The Chicago Philharmonic Society will open its thirty-third season with William Grant Still's "Afro-American Symphony" on October 13 at the Harris Theater. Led by artistic director and principal conductor Scott Speck, the orchestra performs Still's "Symphony No. 1 (Afro-American Symphony)" for the first time, as well as music by FlorencePrice, Arturo MƔrquez, Heitor Villa-Lobos, and a Chicago premiere by composer-in-residence Jonathan Bingham. The concert concentrates on the early twentieth-century resurgence of folk influence in classical music. (More.)
 

 

STAGE
 

M.A.D.D. Rhythms Announces 2022 Tap Summit

M.A.D.D. Rhythms' annual celebration of Tap, the Chicago Tap Summit, returns September 30-October 2 at Harold Washington Cultural Center in Bronzeville. The weekend includes classes and a world premiere of a new work, "A M.A.D.D. Mixtape," created, choreographed and directed by Donnetta "Lil Bit" Jackson with additional choreography by Bril Barrett, Andrew Carr, Starinah "Star" Dixon, Alexandrya Fryson and Caleb Jackson. More here.
 

Fifty-Fourth Equity Jeff Awards Back In-Person

Following the 2021-22 season return of live theater, The Joseph Jefferson Awards will present its fifty-fourth anniversary Equity Jeff Awards in a ceremony on October 17 at Drury Lane Theatre. Host of this year's program is E. Faye Butler, an actress, singer and entertainer known for her Chicago theater presence. Broadway veteran and acclaimed actor, director, choreographer and artistic director Jim Corti will direct the first live awards ceremony for the Jeff Awards since 2019. (More.)
 

 

ARTS & CULTURE & ETC.
 

Aldermen Could Be Denied Legal And Property Side Hustles

Ald. Andre Vasquez will introduce legislation that would bar Chicago alderman from accepting legal or real estate work, reports Crain's.
 

Illinois Office Of Tourism Releases Fall Colors Trip Planner

The Illinois Office of Tourism, in partnership with the Illinois Department of Natural Resources (IDNR), has released the 2022 Fall Colors Trip Planner, an online guide to make it easy to spot peak fall foliage across the state. The Fall Colors Trip Planner features the new Illinois Fall Color Tracker, an interactive state map for desktop and mobile that allows users to track fall colors by region within a specific time frame throughout the season. More here.
 

Andersonville Arts Weekend Returns

The Andersonville Chamber of Commerce has announced the eighteenth annual Andersonville Arts Weekend, with the neighborhood transformed into a "walkable art gallery" from Friday, September 30 through Sunday, October 2. The three-day event includes over forty businesses and more than a hundred artists representing multiple genres including visual art, theatre, dance, music, makers, film, culinary and student art. (More.)
 

Illinois Audubon Society Announces New Executive Director

The Illinois Audubon Society board of directors has named Joanne (Jo) Fessett as its new executive director. Fessett began her career in nonprofit conservation in 1999 working for the Illinois chapter of the Nature Conservancy.

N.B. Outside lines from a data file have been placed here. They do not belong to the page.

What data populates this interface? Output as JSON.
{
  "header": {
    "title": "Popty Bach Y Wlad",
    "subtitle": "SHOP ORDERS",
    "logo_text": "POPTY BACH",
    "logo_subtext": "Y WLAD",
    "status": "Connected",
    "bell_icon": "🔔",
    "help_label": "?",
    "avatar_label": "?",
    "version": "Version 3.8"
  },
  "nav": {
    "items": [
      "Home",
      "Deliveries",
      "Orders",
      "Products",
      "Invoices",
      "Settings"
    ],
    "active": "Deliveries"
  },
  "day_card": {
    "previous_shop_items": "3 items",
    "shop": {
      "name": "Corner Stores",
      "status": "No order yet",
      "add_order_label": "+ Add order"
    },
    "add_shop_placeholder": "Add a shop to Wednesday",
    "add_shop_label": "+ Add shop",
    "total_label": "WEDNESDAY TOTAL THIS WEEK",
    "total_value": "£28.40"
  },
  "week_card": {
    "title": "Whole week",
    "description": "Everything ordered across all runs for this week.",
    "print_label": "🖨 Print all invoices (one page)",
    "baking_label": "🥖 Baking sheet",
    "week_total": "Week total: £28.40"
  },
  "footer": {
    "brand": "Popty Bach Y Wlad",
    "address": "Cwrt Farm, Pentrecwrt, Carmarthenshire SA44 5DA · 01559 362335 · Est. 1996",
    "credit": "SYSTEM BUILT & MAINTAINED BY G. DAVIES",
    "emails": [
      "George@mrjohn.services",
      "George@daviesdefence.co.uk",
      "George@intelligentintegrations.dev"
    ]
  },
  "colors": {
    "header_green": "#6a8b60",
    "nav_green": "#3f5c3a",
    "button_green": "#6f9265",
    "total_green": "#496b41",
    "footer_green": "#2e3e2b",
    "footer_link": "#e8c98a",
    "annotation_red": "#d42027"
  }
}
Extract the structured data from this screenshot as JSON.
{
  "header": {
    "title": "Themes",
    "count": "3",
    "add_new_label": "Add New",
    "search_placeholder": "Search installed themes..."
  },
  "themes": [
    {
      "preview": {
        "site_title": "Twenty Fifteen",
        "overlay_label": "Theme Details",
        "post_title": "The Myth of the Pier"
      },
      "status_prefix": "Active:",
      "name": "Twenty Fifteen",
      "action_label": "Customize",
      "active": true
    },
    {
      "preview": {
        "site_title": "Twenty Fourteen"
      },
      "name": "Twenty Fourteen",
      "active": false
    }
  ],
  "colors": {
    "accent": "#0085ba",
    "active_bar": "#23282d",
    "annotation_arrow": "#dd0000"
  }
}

She served as the community and economic development coordinator in the Havana office and focused on the Emiquon Project. In 2000, she joined the Illinois Audubon Society board of directors as an at-large member and left that post in 2006 to become the assistant to the executive director for the Society... (More.)
 

Convention Center Biz Buzzing

"Convention centers are bouncing back from the pandemic. What about Chicago?" headlines Crain's. "Trade events and business meetings are returning to convention centers. A new report shows they're nearly back to pre-pandemic levels."